Lake in Western Canada

Sisipuk Lake is a large lake along the course of the Churchill River in the Canadian provinces of Manitoba and Saskatchewan. Straddling the provincial border, it is surrounded by boreal forest in the Canadian Shield. The climate is subarctic. The nearest community is Sandy Bay, Saskatchewan, about 37 km to the south-west and upstream along the Churchill River. Most of the lake is in Manitoba with only the south-western section being in Saskatchewan. Sisipuk is Cree for "ducks".

== Description ==
Sisipuk Lake, at 22213.2 ha in size, is a large, irregularly shaped lake along the course of the Churchill River. The Churchill River is largely a series of interconnected lakes that begins at Churchill Lake in north-western Saskatchewan and empties into the Hudson Bay at Churchill, Manitoba. Upstream from Sisipuk Lake is Loon Lake and downstream is Bonald Lake. The Churchill River enters Sisipuk Lake in Manitoba at its northern shore, just downstream from Gardiner Island and Sisipuk Rapids. It flows out at the lake's eastern end. Along the southern shore, in the Saskatchewan section of the lake, Chicken Lake flows in through the Swan River channel. The channel is the location of Chicken Lake Dam and the former Spruce Falls.

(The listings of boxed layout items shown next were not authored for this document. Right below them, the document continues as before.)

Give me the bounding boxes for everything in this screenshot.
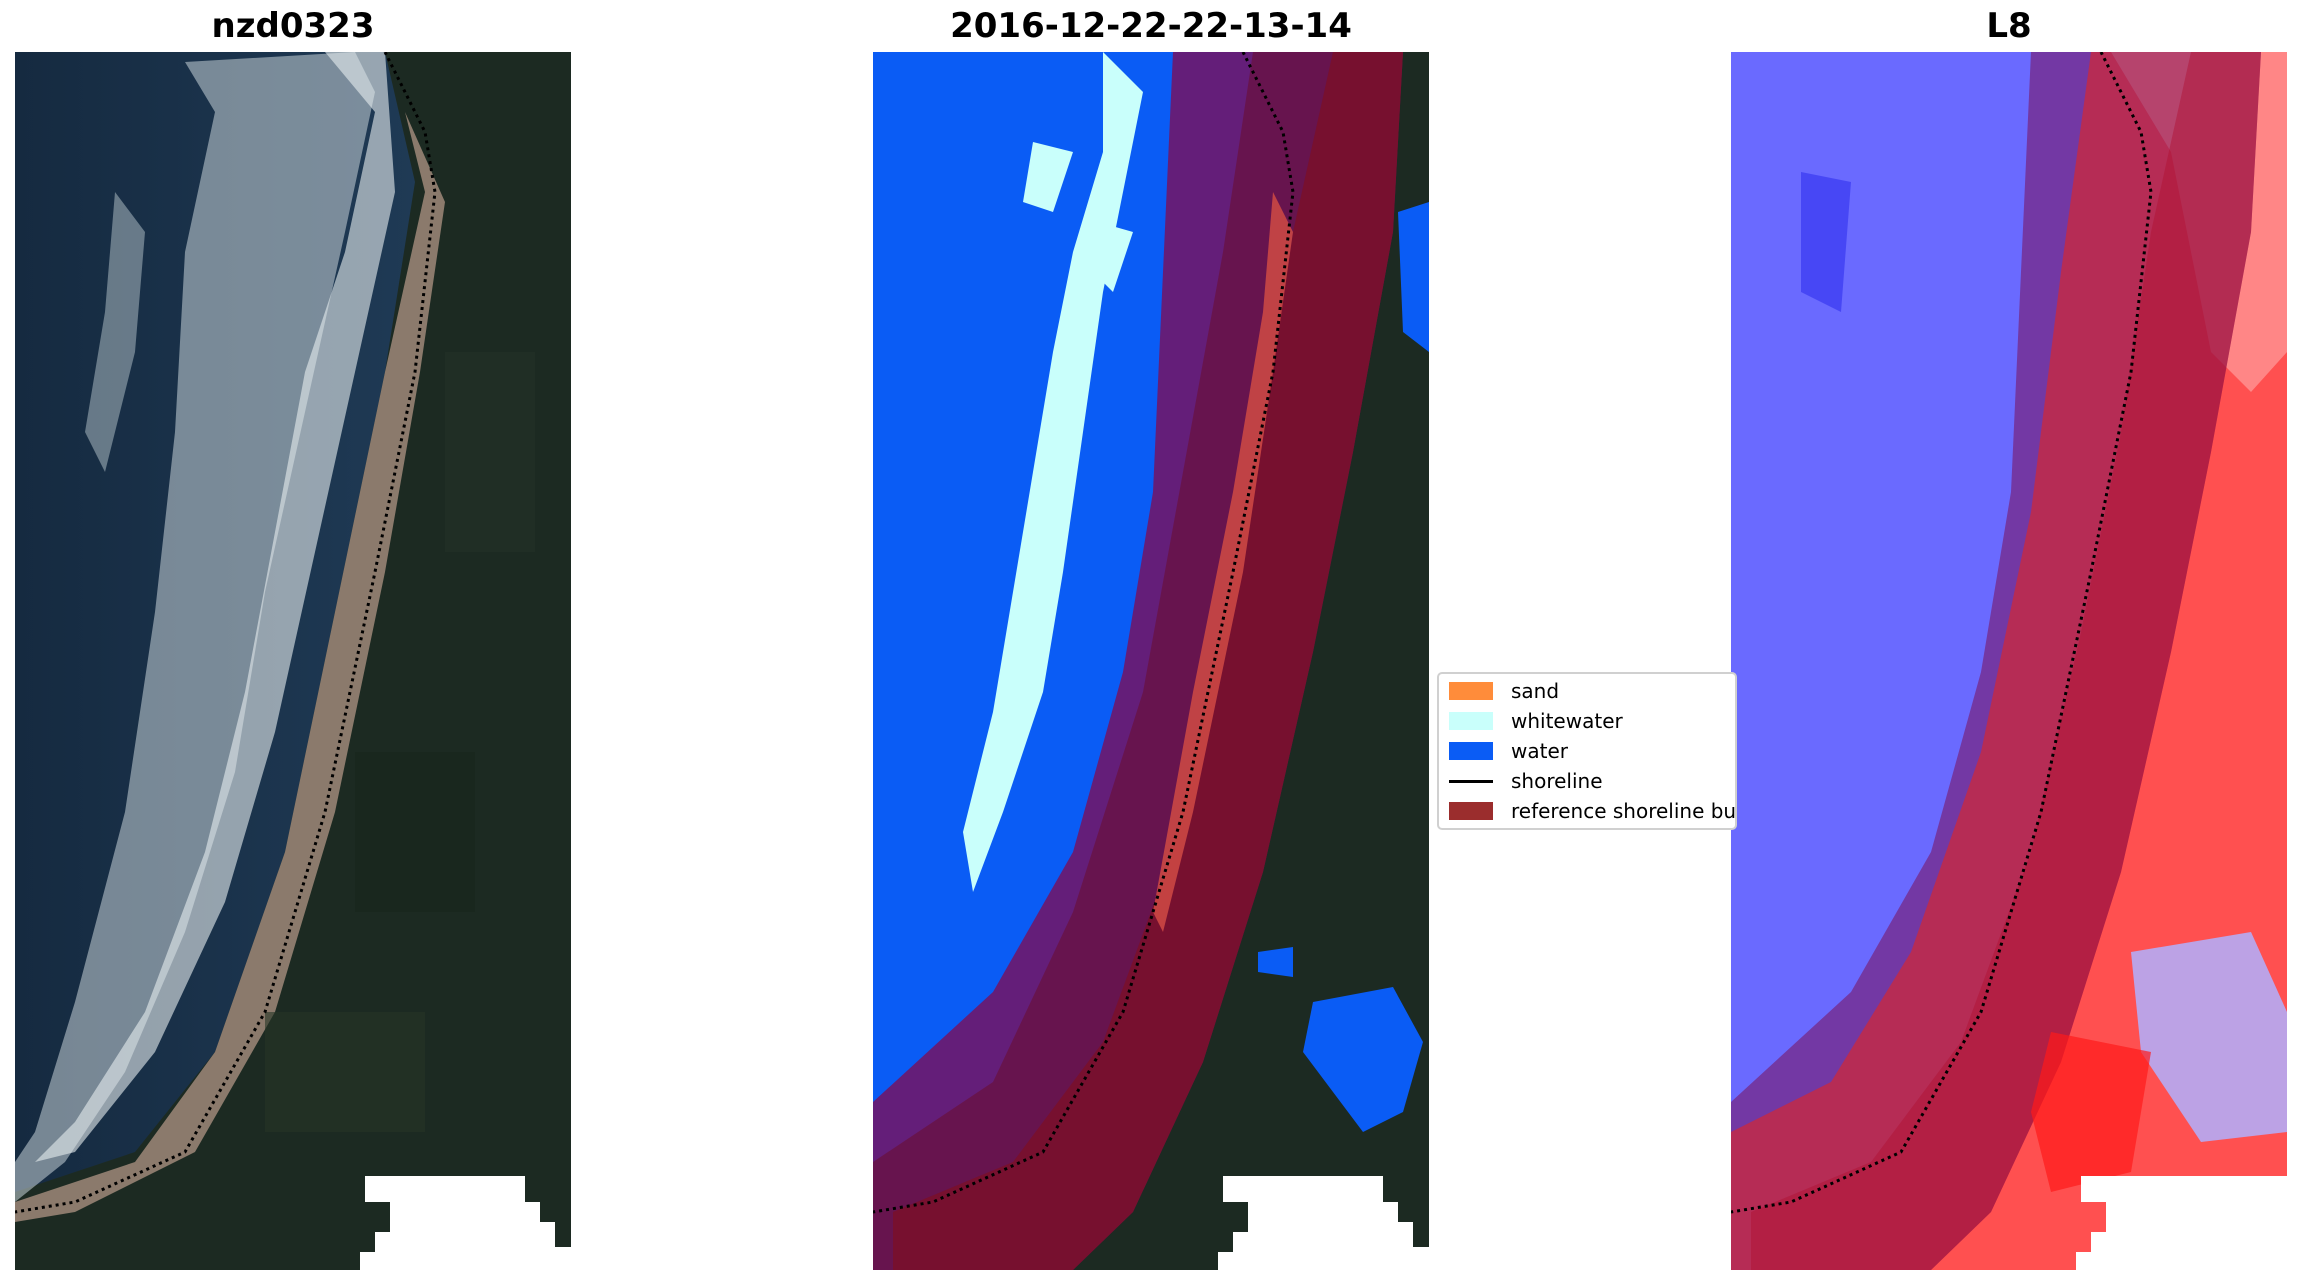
panel-title-index: L8	[1986, 6, 2032, 46]
legend-label: sand	[1511, 679, 1560, 703]
shoreline-line	[1731, 52, 2153, 1214]
index-image-panel	[1731, 52, 2287, 1270]
panel-title-classified: 2016-12-22-22-13-14	[950, 6, 1352, 46]
legend: sand whitewater water shoreline referenc…	[1437, 672, 1737, 830]
panel-title-rgb: nzd0323	[211, 6, 375, 46]
classified-image-panel	[873, 52, 1429, 1270]
legend-swatch-sand	[1449, 682, 1493, 700]
water-index-image	[1731, 52, 2287, 1270]
legend-item-whitewater: whitewater	[1449, 708, 1623, 734]
legend-swatch-buffer	[1449, 802, 1493, 820]
legend-swatch-water	[1449, 742, 1493, 760]
legend-label: whitewater	[1511, 709, 1623, 733]
legend-item-sand: sand	[1449, 678, 1559, 704]
rgb-image-panel	[15, 52, 571, 1270]
shoreline-line	[15, 52, 437, 1214]
legend-line-shoreline	[1449, 779, 1493, 783]
legend-label: water	[1511, 739, 1568, 763]
legend-label: reference shoreline buffer	[1511, 799, 1737, 823]
shoreline-line	[873, 52, 1295, 1214]
rgb-satellite-image	[15, 52, 571, 1270]
legend-item-shoreline: shoreline	[1449, 768, 1603, 794]
classified-image	[873, 52, 1429, 1270]
legend-item-reference-buffer: reference shoreline buffer	[1449, 798, 1737, 824]
legend-item-water: water	[1449, 738, 1568, 764]
legend-swatch-whitewater	[1449, 712, 1493, 730]
legend-label: shoreline	[1511, 769, 1603, 793]
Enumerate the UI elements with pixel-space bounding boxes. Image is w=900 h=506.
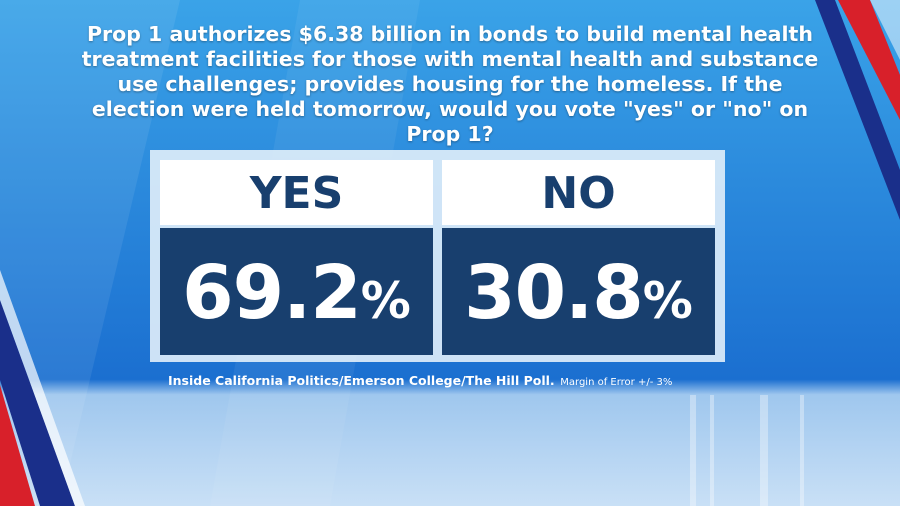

There are two Indian reserves at the lake — both in Manitoba and both part of Mathias Colomb First Nation. Sisipuk Sakahegan A encompasses a large peninsula jutting out from the southern shore and Kamihkowapihskak Pawistik is at the eastern end and spans the Churchill River connecting Bonald Lake.

The geomemorial naming program names geographical features after Canadians who lost their lives in the service of Canada. Three features in the lake were named through this program. Booth Bay was named after Walter James Booth. Taylor Bay was named after Walter David Taylor. Chapman Island was named after Richard Harker Chapman.

== Fish species ==
Fish species commonly found in Sisipuk Lake include walleye, sauger, goldeye, northern pike, lake whitefish, and burbot.